Shooting color in 35 mm format can sometimes take you out of a photograph. The grain of a color photo beautifully reveals the spectrums and gradients of every tone. We become more drawn into an image when it is in color. Light suddenly becomes its own character as it plays with textures and forms in these ethereal snapshots. It captures the haziness of a dream, the vitality and spontaneity of another wild night in a Los Angeles dance club, the vibrant heartbeat of twenty somethings being unapologetic about who they are. Where black and white has a much more dramatic effect, color brings a photograph to life. All of our senses become activated. We can almost smell her perfume or feel the glossiness of her lipstick,how soft the fabric is as it dances against the light were we to touch it. We feel we are suddenly there, with these people and places. It triggers memories of our own and even for a moment we become encapsulated in this memory of a life lived.
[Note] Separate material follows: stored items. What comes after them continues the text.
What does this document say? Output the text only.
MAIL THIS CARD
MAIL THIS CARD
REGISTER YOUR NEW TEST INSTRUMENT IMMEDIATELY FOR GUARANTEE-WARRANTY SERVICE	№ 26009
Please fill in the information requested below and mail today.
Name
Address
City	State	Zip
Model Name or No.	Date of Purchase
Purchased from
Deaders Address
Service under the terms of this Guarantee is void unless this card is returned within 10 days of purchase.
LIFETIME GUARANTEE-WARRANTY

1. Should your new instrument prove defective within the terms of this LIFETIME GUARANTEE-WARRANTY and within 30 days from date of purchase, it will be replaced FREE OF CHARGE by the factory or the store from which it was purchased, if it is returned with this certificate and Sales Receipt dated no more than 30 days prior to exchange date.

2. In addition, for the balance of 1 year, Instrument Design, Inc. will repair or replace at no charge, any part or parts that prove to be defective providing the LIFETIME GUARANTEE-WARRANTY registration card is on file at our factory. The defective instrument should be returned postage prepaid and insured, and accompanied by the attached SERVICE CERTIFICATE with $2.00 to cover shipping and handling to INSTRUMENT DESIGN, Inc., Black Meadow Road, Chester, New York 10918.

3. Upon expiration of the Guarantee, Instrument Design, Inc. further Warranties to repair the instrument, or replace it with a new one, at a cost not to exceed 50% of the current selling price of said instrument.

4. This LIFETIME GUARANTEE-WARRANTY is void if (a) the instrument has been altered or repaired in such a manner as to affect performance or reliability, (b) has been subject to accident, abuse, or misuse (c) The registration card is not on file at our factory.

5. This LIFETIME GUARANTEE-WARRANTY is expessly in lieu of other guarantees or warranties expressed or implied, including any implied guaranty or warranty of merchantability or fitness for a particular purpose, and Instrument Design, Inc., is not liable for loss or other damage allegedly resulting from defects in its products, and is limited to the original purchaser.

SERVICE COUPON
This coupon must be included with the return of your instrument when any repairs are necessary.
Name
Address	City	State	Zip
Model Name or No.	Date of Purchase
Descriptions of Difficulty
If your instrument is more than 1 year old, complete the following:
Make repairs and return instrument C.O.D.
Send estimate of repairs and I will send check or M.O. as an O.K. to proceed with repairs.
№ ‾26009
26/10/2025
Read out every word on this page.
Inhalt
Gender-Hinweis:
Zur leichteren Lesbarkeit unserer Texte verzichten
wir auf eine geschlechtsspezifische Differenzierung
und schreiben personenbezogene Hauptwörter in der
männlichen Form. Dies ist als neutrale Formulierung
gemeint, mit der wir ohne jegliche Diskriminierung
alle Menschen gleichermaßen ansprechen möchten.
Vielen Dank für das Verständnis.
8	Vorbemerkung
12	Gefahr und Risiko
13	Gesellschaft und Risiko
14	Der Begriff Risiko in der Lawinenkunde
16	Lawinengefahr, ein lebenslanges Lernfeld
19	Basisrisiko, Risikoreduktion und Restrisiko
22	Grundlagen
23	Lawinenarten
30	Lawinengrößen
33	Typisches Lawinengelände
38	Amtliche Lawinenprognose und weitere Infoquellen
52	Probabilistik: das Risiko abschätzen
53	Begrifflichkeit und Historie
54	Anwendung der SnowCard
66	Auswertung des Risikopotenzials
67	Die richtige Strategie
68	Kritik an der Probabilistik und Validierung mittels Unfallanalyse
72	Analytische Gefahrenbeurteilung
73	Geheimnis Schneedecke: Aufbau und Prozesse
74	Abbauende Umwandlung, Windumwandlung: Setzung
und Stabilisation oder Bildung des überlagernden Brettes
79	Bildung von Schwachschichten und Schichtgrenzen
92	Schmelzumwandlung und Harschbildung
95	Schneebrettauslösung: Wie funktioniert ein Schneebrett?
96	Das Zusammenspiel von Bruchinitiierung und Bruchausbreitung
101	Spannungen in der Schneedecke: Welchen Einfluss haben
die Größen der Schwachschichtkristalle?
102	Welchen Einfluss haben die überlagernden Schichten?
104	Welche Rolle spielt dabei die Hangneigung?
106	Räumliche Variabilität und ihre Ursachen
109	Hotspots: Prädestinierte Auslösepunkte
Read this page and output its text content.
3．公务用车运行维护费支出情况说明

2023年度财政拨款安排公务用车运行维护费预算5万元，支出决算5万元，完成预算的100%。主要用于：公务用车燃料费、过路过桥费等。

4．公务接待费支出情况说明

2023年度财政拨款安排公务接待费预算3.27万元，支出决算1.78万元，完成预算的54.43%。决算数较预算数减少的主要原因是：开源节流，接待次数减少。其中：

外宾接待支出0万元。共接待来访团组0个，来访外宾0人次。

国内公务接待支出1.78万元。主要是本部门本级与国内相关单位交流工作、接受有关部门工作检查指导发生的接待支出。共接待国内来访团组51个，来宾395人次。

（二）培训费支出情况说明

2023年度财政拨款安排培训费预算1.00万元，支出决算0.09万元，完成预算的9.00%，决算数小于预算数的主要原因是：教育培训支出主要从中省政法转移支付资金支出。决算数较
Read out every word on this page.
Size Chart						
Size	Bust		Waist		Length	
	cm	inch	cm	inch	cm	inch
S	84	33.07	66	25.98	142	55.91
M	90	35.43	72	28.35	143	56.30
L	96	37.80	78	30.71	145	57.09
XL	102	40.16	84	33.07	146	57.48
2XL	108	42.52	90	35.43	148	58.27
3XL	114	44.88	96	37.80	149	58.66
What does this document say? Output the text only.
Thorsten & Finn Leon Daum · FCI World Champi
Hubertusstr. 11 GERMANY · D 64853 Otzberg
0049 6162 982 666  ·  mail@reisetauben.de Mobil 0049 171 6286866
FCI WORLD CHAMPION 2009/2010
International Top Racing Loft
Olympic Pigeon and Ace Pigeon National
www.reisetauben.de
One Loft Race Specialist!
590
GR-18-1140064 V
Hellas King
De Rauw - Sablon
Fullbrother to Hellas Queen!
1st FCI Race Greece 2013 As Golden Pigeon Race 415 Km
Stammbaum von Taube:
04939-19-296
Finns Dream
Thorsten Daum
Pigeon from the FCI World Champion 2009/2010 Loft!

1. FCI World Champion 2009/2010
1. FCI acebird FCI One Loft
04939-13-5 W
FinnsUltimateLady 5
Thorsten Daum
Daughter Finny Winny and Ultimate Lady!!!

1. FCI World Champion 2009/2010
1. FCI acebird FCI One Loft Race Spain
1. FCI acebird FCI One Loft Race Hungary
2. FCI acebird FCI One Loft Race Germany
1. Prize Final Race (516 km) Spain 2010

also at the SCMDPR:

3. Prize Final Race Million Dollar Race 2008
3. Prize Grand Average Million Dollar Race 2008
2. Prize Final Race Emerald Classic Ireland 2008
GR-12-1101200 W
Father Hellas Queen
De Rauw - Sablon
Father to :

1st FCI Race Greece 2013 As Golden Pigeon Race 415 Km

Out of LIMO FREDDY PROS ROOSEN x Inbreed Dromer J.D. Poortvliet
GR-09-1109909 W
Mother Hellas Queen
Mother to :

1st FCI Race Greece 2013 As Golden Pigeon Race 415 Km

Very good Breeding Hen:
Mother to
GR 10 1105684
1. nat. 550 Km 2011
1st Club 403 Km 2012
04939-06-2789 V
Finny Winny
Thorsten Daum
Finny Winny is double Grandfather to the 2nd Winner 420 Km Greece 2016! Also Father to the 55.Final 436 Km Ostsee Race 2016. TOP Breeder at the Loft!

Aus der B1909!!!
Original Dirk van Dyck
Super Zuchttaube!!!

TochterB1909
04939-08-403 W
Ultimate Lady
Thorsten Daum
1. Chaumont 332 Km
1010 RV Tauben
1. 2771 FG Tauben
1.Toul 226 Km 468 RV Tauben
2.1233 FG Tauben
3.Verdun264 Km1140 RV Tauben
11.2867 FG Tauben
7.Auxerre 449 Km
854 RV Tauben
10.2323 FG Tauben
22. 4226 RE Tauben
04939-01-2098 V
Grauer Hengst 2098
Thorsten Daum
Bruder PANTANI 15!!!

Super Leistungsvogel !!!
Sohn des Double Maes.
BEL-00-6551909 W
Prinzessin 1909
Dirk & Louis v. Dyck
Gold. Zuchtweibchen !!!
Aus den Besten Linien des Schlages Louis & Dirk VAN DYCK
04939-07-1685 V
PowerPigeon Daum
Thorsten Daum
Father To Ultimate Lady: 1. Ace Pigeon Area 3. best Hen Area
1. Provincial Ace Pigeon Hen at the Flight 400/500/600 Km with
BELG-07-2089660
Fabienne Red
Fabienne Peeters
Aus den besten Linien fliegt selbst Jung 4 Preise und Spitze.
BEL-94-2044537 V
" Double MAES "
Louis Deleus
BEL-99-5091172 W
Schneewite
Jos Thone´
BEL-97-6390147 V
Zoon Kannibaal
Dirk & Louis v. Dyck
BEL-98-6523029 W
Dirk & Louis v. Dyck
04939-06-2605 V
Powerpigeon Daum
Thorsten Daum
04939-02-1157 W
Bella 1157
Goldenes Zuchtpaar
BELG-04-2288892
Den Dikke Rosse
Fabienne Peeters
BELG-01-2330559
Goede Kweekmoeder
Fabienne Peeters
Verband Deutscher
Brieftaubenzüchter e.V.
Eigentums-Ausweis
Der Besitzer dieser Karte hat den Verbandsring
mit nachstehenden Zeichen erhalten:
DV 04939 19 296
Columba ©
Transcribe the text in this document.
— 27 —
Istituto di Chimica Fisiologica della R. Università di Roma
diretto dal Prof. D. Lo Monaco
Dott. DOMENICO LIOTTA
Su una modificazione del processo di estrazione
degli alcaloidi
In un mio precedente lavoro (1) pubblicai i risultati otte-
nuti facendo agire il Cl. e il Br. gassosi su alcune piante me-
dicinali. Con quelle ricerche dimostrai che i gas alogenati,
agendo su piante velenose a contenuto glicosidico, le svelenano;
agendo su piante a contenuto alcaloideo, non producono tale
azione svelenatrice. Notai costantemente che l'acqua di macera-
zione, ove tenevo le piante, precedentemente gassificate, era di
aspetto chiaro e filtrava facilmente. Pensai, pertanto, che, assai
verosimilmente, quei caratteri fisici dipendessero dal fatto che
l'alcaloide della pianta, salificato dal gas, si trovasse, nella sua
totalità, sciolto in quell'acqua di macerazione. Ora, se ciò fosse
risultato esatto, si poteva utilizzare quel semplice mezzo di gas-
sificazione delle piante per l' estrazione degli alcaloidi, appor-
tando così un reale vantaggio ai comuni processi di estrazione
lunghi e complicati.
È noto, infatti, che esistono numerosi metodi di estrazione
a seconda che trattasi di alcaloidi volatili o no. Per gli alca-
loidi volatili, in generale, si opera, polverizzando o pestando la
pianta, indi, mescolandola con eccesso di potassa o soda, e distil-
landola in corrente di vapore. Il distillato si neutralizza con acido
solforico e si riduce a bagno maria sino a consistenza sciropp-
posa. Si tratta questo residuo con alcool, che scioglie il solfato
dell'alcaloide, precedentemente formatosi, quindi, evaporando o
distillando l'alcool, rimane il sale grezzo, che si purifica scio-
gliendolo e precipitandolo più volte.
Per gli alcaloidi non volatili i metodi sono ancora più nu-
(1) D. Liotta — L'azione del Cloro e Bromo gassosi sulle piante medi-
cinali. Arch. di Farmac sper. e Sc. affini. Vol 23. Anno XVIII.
Shot in 120-35 mm format, the lomo camera for me is the equivalent to one's own proverbial red toy fire truck. Playing in this format is like reverting back to being a kid again for me. It's not worrying about what the rules are and discovering happy accidents as I shoot. Playing with images in this format allows me to create these collages that turn a photograph into something else. It becomes abstracted into quilts of color, moments, faces, objects and light. It's the opportunity I have to be experimental with an image and not know the outcome until it is developed. It is that hazy dream realized. What I love about using a lomo camera is that as much as I think I have some control in what I'm shooting, it continues to prove me wrong with each photograph I develop. The element of surprise is the only constant.